The investigation also found that:
* Because Texas authorities only have 60 days to conduct background checks, they routinely issued licenses before the process was completed. So far, retroactive revocation actions have been launched against the more than 400 who were licensed before out-of-state crime records caught up with Texas officials.
* Background checks do not routinely include interviews with the applicant or with family and friends. State law requires only review of "local official records" and criminal history records.
Applicants often don't want neighbors knowing they applied for the permit. "If there are no clues, no reasons to suspect a problem, then we don't go knocking on doors," said state police Maj. Lee Smith, whose troopers conduct the local checks.

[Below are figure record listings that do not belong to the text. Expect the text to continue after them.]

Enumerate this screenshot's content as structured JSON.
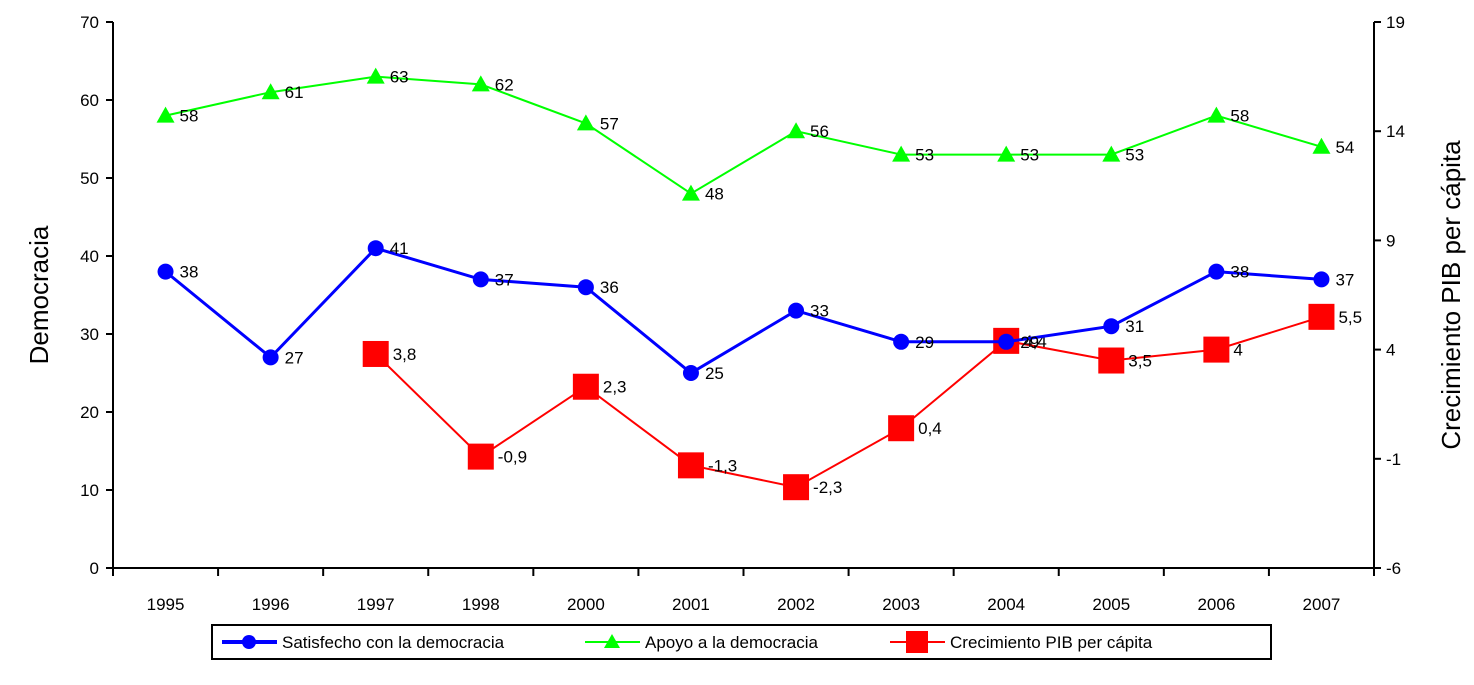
{
  "chart_data": {
    "type": "line",
    "categories": [
      "1995",
      "1996",
      "1997",
      "1998",
      "2000",
      "2001",
      "2002",
      "2003",
      "2004",
      "2005",
      "2006",
      "2007"
    ],
    "ylabel_left": "Democracia",
    "ylabel_right": "Crecimiento PIB per cápita",
    "ylim_left": [
      0,
      70
    ],
    "yticks_left": [
      0,
      10,
      20,
      30,
      40,
      50,
      60,
      70
    ],
    "ylim_right": [
      -6,
      19
    ],
    "yticks_right": [
      -6,
      -1,
      4,
      9,
      14,
      19
    ],
    "grid": false,
    "legend_position": "bottom",
    "series": [
      {
        "name": "Satisfecho con la democracia",
        "axis": "left",
        "color": "#0000ff",
        "marker": "circle",
        "values": [
          38,
          27,
          41,
          37,
          36,
          25,
          33,
          29,
          29,
          31,
          38,
          37
        ],
        "labels": [
          "38",
          "27",
          "41",
          "37",
          "36",
          "25",
          "33",
          "29",
          "29",
          "31",
          "38",
          "37"
        ]
      },
      {
        "name": "Apoyo a la democracia",
        "axis": "left",
        "color": "#00ff00",
        "marker": "triangle",
        "values": [
          58,
          61,
          63,
          62,
          57,
          48,
          56,
          53,
          53,
          53,
          58,
          54
        ],
        "labels": [
          "58",
          "61",
          "63",
          "62",
          "57",
          "48",
          "56",
          "53",
          "53",
          "53",
          "58",
          "54"
        ]
      },
      {
        "name": "Crecimiento PIB per cápita",
        "axis": "right",
        "color": "#ff0000",
        "marker": "square",
        "values": [
          null,
          null,
          3.8,
          -0.9,
          2.3,
          -1.3,
          -2.3,
          0.4,
          4.4,
          3.5,
          4,
          5.5
        ],
        "labels": [
          null,
          null,
          "3,8",
          "-0,9",
          "2,3",
          "-1,3",
          "-2,3",
          "0,4",
          "4,4",
          "3,5",
          "4",
          "5,5"
        ]
      }
    ]
  }
}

* Troopers do not routinely investigate an applicant's mental or medical history, beyond a search of local public records, unless suspicious information is found. Doctors and hospitals, concerned about patient privacy, also are reluctant to provide such information. "Sometimes we get complete cooperation; sometimes not," Maj. Smith said.
But David Gavin, assistant chief of administration for the concealed handgun authority at the Texas Department of Public Safety, said: "We feel we're effectively using the resources we have available."
Gavin acknowledged that concealed gun background checks are not as thorough as, for example, those for applicants seeking state trooper jobs. He said such inquiries would be considerably more costly and time-consuming if required.